Second half of the 19th century: From entrepreneurs to major businesses
Henri James Simon (1851-1932) was a German-Jewish entrepreneur, art collector, philanthropist and patron of the arts. His father, Isaac, was a tailor who founded a successful men’s clothing store. Observing fluctuations in the price of cotton, Isaac soon realized how interconnected global markets were and cultivated contacts with cotton producers to reduce costs. Eventually, he began importing cotton himself. When the American Civil War created a world-wide cotton shortage, Isaac sold his cotton inventory at a tremendous markup, making him a rich man. After educating James in the family business, Isaac sent his son to Britain, the heart of modern textile manufacturing, to learn more about the business. James dramatically expanded the family business, becoming an extremely wealthy man.

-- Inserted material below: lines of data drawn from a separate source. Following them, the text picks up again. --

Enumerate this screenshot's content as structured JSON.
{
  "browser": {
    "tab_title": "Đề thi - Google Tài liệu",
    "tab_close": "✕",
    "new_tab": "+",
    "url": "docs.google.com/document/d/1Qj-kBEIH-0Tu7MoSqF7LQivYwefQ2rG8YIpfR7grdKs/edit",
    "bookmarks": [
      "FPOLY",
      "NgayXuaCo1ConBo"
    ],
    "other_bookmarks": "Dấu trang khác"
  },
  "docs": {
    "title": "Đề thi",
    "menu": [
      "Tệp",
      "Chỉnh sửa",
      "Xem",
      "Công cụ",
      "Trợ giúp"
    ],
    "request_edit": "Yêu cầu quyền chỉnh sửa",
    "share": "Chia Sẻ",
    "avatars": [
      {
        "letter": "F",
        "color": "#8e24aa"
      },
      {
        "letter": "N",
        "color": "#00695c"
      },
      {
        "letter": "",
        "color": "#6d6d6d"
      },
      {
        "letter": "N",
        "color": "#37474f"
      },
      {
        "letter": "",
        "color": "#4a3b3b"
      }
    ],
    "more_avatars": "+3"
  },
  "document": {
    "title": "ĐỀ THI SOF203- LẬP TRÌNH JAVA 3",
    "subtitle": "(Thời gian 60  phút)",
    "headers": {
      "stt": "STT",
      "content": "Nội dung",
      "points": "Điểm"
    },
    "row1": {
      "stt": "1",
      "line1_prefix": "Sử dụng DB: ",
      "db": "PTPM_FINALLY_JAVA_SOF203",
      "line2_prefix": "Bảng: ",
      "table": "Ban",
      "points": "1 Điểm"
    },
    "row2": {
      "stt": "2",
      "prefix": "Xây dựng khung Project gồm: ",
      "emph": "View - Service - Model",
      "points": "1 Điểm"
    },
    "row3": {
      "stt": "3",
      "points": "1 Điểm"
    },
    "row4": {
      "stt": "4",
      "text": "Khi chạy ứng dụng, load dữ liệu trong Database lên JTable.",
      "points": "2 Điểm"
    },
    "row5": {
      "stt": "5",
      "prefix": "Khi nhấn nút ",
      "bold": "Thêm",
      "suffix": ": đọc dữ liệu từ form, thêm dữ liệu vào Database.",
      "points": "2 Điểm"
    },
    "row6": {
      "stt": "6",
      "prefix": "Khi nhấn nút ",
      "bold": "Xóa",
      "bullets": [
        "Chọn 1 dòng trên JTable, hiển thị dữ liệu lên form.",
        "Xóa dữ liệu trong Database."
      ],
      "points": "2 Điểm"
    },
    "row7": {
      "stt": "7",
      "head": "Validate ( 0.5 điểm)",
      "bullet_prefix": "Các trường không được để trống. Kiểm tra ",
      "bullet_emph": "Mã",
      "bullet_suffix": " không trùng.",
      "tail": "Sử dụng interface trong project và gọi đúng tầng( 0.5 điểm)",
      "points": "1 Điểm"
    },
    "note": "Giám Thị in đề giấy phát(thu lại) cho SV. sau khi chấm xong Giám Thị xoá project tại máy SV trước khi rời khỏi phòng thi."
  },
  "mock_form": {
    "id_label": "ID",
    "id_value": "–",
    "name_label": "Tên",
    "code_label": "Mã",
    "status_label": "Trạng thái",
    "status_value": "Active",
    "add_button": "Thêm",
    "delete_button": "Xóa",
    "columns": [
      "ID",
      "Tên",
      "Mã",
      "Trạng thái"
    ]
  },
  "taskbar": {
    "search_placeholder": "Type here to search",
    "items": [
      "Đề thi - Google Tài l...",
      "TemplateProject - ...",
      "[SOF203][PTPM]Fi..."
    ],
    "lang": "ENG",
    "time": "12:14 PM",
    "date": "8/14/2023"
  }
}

Gebrüder Simon Textil-AG (Simon Bros.): Office building of the Linen and Cotton factory, Klosterstrasse 80/81, Berlin. Leo Baeck Institute, F 18538.
Philanthropy and social justice
Looking to Egypt rather than the US to purchase cotton not only made James Simon wealthy – his travels also introduced him to the European fascination with ancient Egyptian culture and history. Most famously, James financed the archaeologist Ludwig Borchardt’s excavations in Egypt, which led to the discovery of a bust of the Egyptian Queen Nefertiti in Amarna in 1912. Simon donated most of his art collection, including the bust, to the Berlin State Museum – although he later asked that it be returned to Egypt. His passion for art and his generous donations, but also his participation in German colonial practices, reveal not only James’s philanthropic energy, but also the extent to which Jews had become part of German society.